Los Angeles - Em The Possession, o filme mais recente produzido pelo mestre do terror Sam Raimi, a atriz Kyra Sedgwick interpreta a mãe de uma menina possuída por um maléfico espírito judeu, em uma retomada do tema da possessão demoníaca. O filme produzido pelo diretor de Homem-Aranha 3 estreia sexta-feira (31/8) nos Estados Unidos.

No longa-metragem, uma menina de 11 anos, interpretada por Natasha Calis, libera inocentemente o demônio Dybbuk. Segundo a tradição judaica, este espírito maligno possui e consome o corpo da vítima, que, em uma das cenas de maior impacto, vomita borboletas.

Sedgwick, famosa pelo papel de chefe de polícia na série de TV The Closer, tenta lidar com o demônio imune a crucifixos que possui sua filha, em uma angustiante corrida contra o tempo ao lado do marido Clyde (Jeffrey Dean Morgan, Watchmen), de quem acaba de pedir a separação.

"Sempre fui uma pessoa espiritual, quando entro em uma casa antiga posso perceber se há ou não boas vibrações ali, ou fantasmas infelizes. Então, realmente não sou uma pessoa cética", afirmou Sedgwick na apresentação do filme à imprensa em Los Angeles, deixando aberta a possibilidade do filme ser "baseado em fatos verdadeiros", como alegam os produtores.

Para Morgan, o que torna verdadeira a história é o drama familiar subjacente. "O mais aterrorizante para mim neste filme é ver algo que acontece com seu filho. Este pensamento é pavoroso. Assim, no meu caso foi muito fácil falar desta emoção, é muito real", declarou o "Denny Duquette" da popular série dramática Grey;s Anatomy.

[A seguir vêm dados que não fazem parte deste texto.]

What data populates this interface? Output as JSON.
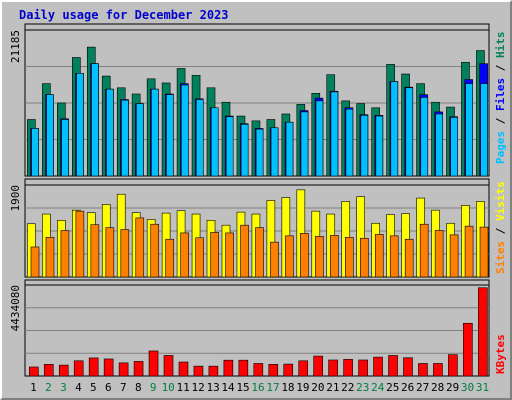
{
  "title": "Daily usage for December 2023",
  "colors": {
    "background": "#C0C0C0",
    "panel": "#C0C0C0",
    "hits": "#00805C",
    "files": "#0000FF",
    "pages": "#00C0FF",
    "visits": "#FFFF00",
    "sites": "#FF8000",
    "kbytes": "#FF0000",
    "title": "#0000CC",
    "weekend_label": "#008040"
  },
  "chart_data": [
    {
      "type": "bar",
      "title": "Daily usage for December 2023",
      "categories": [
        "1",
        "2",
        "3",
        "4",
        "5",
        "6",
        "7",
        "8",
        "9",
        "10",
        "11",
        "12",
        "13",
        "14",
        "15",
        "16",
        "17",
        "18",
        "19",
        "20",
        "21",
        "22",
        "23",
        "24",
        "25",
        "26",
        "27",
        "28",
        "29",
        "30",
        "31"
      ],
      "weekend_days": [
        "2",
        "3",
        "9",
        "10",
        "16",
        "17",
        "23",
        "24",
        "30",
        "31"
      ],
      "y_tick_label": "21185",
      "ylim": [
        0,
        21185
      ],
      "legend": [
        "Hits",
        "Files",
        "Pages"
      ],
      "legend_position": "right",
      "series": [
        {
          "name": "Hits",
          "values": [
            8200,
            13400,
            10600,
            17200,
            18700,
            14500,
            12800,
            11900,
            14100,
            13500,
            15600,
            14600,
            12800,
            10700,
            8700,
            8000,
            8200,
            9000,
            10400,
            12000,
            14700,
            10900,
            10500,
            9900,
            16200,
            14800,
            13400,
            10700,
            10000,
            16500,
            18200
          ]
        },
        {
          "name": "Files",
          "values": [
            6900,
            11800,
            8300,
            14900,
            16300,
            12600,
            11100,
            10500,
            12600,
            11900,
            13400,
            11200,
            9900,
            8700,
            7600,
            6900,
            7000,
            7800,
            9500,
            11300,
            12300,
            9900,
            8900,
            8800,
            13700,
            12900,
            11800,
            9300,
            8600,
            14000,
            16300
          ]
        },
        {
          "name": "Pages",
          "values": [
            6900,
            11800,
            8200,
            14900,
            16300,
            12600,
            11000,
            10500,
            12600,
            11800,
            13200,
            11100,
            9900,
            8600,
            7500,
            6800,
            7000,
            7800,
            9300,
            10900,
            12200,
            9700,
            8800,
            8700,
            13700,
            12800,
            11400,
            9000,
            8500,
            13400,
            13400
          ]
        }
      ]
    },
    {
      "type": "bar",
      "categories": [
        "1",
        "2",
        "3",
        "4",
        "5",
        "6",
        "7",
        "8",
        "9",
        "10",
        "11",
        "12",
        "13",
        "14",
        "15",
        "16",
        "17",
        "18",
        "19",
        "20",
        "21",
        "22",
        "23",
        "24",
        "25",
        "26",
        "27",
        "28",
        "29",
        "30",
        "31"
      ],
      "y_tick_label": "1900",
      "ylim": [
        0,
        1900
      ],
      "legend": [
        "Visits",
        "Sites"
      ],
      "legend_position": "right",
      "series": [
        {
          "name": "Visits",
          "values": [
            1100,
            1300,
            1170,
            1380,
            1330,
            1500,
            1710,
            1330,
            1190,
            1320,
            1370,
            1300,
            1170,
            1070,
            1340,
            1300,
            1580,
            1640,
            1800,
            1360,
            1300,
            1560,
            1660,
            1110,
            1290,
            1310,
            1630,
            1380,
            1110,
            1480,
            1560
          ]
        },
        {
          "name": "Sites",
          "values": [
            620,
            820,
            960,
            1360,
            1080,
            1020,
            980,
            1220,
            1090,
            780,
            910,
            810,
            920,
            910,
            1070,
            1020,
            720,
            850,
            900,
            840,
            860,
            820,
            800,
            880,
            850,
            780,
            1090,
            960,
            870,
            1050,
            1030
          ]
        }
      ]
    },
    {
      "type": "bar",
      "categories": [
        "1",
        "2",
        "3",
        "4",
        "5",
        "6",
        "7",
        "8",
        "9",
        "10",
        "11",
        "12",
        "13",
        "14",
        "15",
        "16",
        "17",
        "18",
        "19",
        "20",
        "21",
        "22",
        "23",
        "24",
        "25",
        "26",
        "27",
        "28",
        "29",
        "30",
        "31"
      ],
      "y_tick_label": "4434080",
      "ylim": [
        0,
        4434080
      ],
      "legend": [
        "KBytes"
      ],
      "legend_position": "right",
      "series": [
        {
          "name": "KBytes",
          "values": [
            440000,
            570000,
            530000,
            740000,
            880000,
            830000,
            640000,
            710000,
            1220000,
            1000000,
            680000,
            480000,
            480000,
            770000,
            770000,
            610000,
            570000,
            580000,
            740000,
            970000,
            780000,
            810000,
            780000,
            920000,
            1000000,
            890000,
            610000,
            610000,
            1040000,
            2570000,
            4300000
          ]
        }
      ]
    }
  ]
}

Dando prosseguimento à tradição de O Exorcista, o clássico de 1973, The Possession renova o relato da possessão demoníaca em um contexto moderno, ao mesmo tempo que tenta afastá-lo dos clichês cristãos. Mas como apresentar uma proposta diferente em uma indústria abarrotada de exorcistas? Com a interpretação, responde o diretor dinamarquês Ole Bornedal, autor de thrillers como Nightwatch (1997) e I Am Dina (2002).

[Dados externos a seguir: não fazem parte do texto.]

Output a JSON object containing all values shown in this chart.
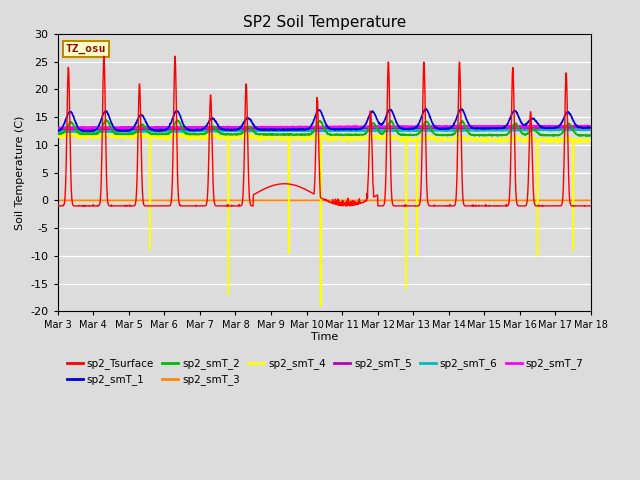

[SAIBAMAIS]"Precisamos reinventar a emoção. Há tantas emoções tão copiadas. Alguém diz ;uma história de amor deve ser representada de tal maneira ou um filme de ação se interpreta de tal jeito;. Mas é necessário reinventar tudo, encontrar um momento verdadeiro, e isto acontece com frequência".

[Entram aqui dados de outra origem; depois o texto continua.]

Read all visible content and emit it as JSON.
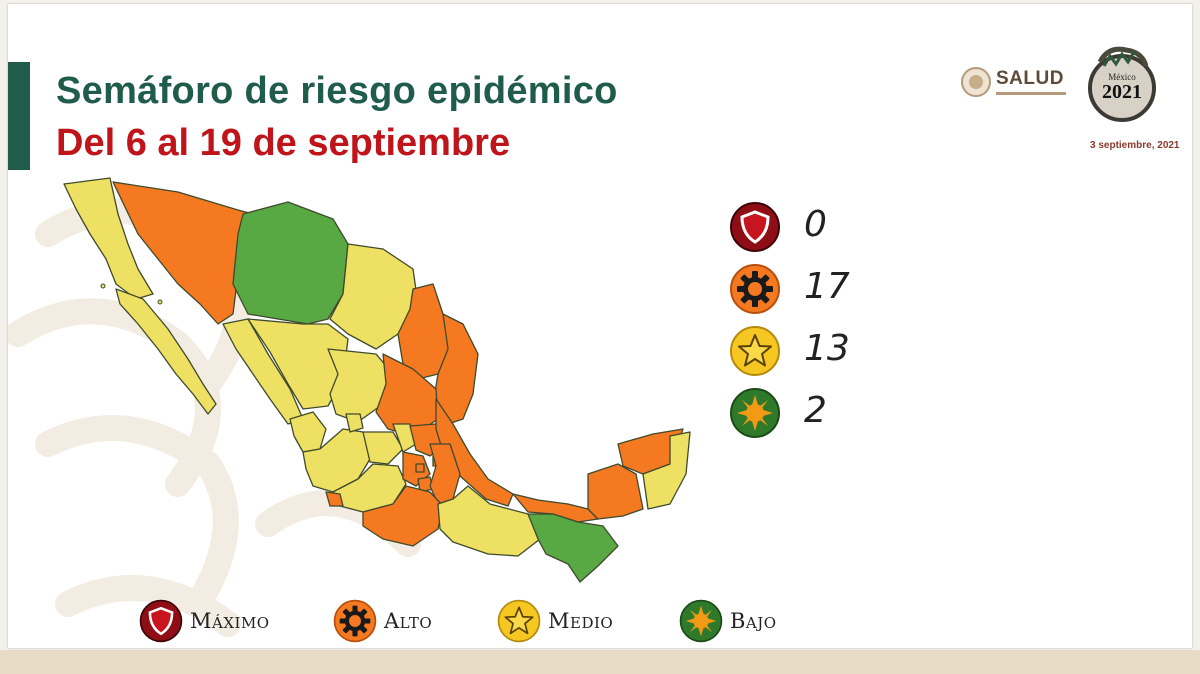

A chave, concordam o diretor e os dois atores principais, foi a a atuação da menina Natasha Calis, que foi escolhida após um teste no qual chorou ao improvisar que estava possuída por uma idosa polonesa. "Foi muito intenso, emocional e fisicamente", disse Calis, agora adolescente. "Tinha que gritar tudo o que conseguia e foi divertido", completou.

O que não foi tão divertido para a jovem foi a cena das borboletas, cuja imagem ilustra o cartaz do filme. "Fiquei muito assustada. Estava em um quarto escuro e jogavam baldes e baldes de borboletas, todas em cima de mim, e eu não conseguia ver", contou a atriz. "Mas, depois, achei que foi uma experiência divertida, porque aprendi a ficar tranquila, apesar de estar louca por dentro", concluiu.